His name appeared above the title of “Formulation Chemist” for a company called Volotex. It passed as legitimate, although simplistic. The card looked low budget; an environmental company practicing cost-cutting measures, perhaps. No address, only a phone number, completed with a printed logo that read “VT” in scripted blue and green raised letters.
“A Formulation Chemist,” she said. “What do you want?”
“I can explain. I will explain. But first I really need you to give me that lipstick before anyone else gets hurt.” His lips quivered with the mention of the word lipstick.
“Who’s been hurt? I haven’t read about anything.”
“So, if you haven’t read about it, it must be perfectly safe and has your golden seal of approval,” he said, talking faster as their gait assumed an accelerated speed. “Just give it to me. The lipstick. Now.”
“Fine.” And she stopped to look in purse, recently cleaned out of trash. Her fingernails skimmed the brown and pink oily gunk of makeup on the lining of her purse. The lipstick revealed itself and she gave Remi, who was practically panting, one more glance. “I’ve never been so unhappy as when this lipstick came into my life.” She held it up to her face and rolled the plastic container in her fingers.
Remi relaxed enough to display a charming dimple on the side of his mouth, an innocence which encouraged her own playful game.
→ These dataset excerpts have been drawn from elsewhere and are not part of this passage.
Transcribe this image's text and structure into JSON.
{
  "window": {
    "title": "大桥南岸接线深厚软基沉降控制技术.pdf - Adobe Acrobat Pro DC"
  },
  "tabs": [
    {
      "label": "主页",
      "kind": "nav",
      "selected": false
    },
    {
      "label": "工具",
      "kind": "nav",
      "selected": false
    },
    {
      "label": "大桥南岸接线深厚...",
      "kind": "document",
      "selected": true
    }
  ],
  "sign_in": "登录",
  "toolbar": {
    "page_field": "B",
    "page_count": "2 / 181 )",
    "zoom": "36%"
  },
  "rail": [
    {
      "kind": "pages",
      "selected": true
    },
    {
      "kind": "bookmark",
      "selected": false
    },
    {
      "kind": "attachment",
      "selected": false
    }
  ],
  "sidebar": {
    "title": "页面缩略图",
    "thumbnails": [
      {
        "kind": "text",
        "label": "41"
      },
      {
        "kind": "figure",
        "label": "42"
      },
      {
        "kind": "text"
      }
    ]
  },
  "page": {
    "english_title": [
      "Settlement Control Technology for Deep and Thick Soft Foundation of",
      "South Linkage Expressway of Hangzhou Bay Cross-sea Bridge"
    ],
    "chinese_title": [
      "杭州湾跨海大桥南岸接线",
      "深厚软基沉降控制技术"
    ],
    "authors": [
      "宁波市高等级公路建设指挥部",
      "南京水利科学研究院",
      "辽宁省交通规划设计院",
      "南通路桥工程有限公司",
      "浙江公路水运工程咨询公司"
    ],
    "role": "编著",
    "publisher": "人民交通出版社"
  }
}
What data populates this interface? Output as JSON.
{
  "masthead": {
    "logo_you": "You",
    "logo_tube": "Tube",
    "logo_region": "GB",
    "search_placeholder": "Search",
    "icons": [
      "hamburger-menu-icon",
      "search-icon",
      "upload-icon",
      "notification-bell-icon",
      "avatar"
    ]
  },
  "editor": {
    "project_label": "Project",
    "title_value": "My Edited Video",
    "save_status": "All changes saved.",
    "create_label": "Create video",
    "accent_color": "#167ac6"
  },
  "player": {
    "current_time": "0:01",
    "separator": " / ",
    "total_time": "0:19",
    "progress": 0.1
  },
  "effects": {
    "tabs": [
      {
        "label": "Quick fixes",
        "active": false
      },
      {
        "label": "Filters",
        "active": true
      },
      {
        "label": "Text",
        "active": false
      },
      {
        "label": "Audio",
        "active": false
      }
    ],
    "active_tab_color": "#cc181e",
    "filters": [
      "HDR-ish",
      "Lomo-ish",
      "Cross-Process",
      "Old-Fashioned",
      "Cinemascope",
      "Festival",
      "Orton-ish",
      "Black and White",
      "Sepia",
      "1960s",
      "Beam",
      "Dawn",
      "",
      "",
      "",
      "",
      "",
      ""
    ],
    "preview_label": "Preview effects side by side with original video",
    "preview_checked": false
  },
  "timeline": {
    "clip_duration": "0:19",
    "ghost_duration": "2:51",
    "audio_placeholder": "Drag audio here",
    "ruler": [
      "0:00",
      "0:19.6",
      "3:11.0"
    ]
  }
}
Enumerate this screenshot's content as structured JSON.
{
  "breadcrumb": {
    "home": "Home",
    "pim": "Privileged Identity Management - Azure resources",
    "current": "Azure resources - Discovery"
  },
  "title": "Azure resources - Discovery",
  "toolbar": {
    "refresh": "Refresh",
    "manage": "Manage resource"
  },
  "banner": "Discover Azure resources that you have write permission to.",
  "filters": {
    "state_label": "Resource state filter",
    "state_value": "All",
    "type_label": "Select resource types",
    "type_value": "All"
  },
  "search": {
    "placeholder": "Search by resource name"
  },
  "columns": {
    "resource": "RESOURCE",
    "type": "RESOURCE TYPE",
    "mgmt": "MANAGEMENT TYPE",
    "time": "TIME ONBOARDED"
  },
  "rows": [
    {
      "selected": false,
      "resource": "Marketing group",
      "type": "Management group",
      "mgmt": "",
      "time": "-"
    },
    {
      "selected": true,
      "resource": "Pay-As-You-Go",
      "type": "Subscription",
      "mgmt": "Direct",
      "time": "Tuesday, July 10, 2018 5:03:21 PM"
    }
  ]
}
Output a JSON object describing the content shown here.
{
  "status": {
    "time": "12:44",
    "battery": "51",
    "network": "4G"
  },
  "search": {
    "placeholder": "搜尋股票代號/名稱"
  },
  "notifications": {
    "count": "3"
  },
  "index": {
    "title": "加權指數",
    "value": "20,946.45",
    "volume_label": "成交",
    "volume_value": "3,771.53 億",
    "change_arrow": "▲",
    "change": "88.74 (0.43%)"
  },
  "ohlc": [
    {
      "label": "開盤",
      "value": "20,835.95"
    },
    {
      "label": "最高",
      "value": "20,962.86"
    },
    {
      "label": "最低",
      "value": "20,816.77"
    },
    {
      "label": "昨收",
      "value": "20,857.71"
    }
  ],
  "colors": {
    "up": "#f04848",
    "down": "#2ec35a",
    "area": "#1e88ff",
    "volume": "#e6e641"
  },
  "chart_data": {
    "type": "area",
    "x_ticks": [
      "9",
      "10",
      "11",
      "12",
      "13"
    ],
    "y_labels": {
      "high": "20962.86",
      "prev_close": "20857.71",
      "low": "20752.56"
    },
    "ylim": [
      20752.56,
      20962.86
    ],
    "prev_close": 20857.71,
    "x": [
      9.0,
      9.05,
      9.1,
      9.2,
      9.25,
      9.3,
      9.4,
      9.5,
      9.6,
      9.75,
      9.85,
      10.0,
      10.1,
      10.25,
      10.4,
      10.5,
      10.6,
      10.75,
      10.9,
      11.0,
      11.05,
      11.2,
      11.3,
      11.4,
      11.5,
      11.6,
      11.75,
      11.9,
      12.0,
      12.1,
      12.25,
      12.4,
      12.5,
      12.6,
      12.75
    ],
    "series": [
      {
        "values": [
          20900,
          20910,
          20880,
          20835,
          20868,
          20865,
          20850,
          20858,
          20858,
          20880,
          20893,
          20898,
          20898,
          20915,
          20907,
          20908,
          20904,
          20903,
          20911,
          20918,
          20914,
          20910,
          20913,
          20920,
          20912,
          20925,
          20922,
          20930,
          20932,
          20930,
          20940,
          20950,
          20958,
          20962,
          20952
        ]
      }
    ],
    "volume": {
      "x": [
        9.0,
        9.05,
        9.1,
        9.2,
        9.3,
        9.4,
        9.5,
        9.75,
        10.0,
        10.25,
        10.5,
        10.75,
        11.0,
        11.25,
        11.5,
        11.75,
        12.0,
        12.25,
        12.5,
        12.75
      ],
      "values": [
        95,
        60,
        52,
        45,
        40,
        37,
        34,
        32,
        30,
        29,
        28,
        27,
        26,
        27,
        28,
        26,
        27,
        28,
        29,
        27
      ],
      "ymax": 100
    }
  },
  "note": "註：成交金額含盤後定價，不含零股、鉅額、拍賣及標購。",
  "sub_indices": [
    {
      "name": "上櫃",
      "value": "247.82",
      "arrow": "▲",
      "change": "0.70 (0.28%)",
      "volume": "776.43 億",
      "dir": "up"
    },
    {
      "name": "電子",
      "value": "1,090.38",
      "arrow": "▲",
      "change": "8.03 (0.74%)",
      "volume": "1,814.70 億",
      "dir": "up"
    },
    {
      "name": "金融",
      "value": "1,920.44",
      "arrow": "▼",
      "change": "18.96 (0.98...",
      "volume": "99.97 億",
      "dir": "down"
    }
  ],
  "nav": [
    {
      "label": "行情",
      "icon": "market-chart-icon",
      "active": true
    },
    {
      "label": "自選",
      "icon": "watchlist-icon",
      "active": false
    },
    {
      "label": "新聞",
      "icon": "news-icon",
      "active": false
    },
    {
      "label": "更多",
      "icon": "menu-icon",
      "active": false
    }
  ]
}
She stretched her arms as if in a yawn, and held the lipstick high. “Give it to me,” he said.
She ran ahead through the weeds and tangled thorns. “Tell me, did we?”
“Did we what?” Remi was not in the mood for her diversions. The lipstick consumed him, and rage drove him to stumble and trip on a rock, falling to the dirt. Blood spilled out his nose, while Tessa twirled across the field.
“Did we sleep together?”
“Give me the lipstick and you’ll have your answer,” he said, calling out to her, wiping dripping blood with his sleeve.
“It’s me or the lipstick.” She crushed through brittle branches to be at his side.
“You want to start over, let’s get rid of this fucking lipstick. It has caused nothing but problems.”
A cool breeze blew past between them, fanning the weeds and a curl on the top of Remi’s head. Tessa chucked the lipstick into the field as far as she could throw. Her internal parachute opened mid-fall and she floated, mindless and free.
Remi’s face locked into a frozen scream.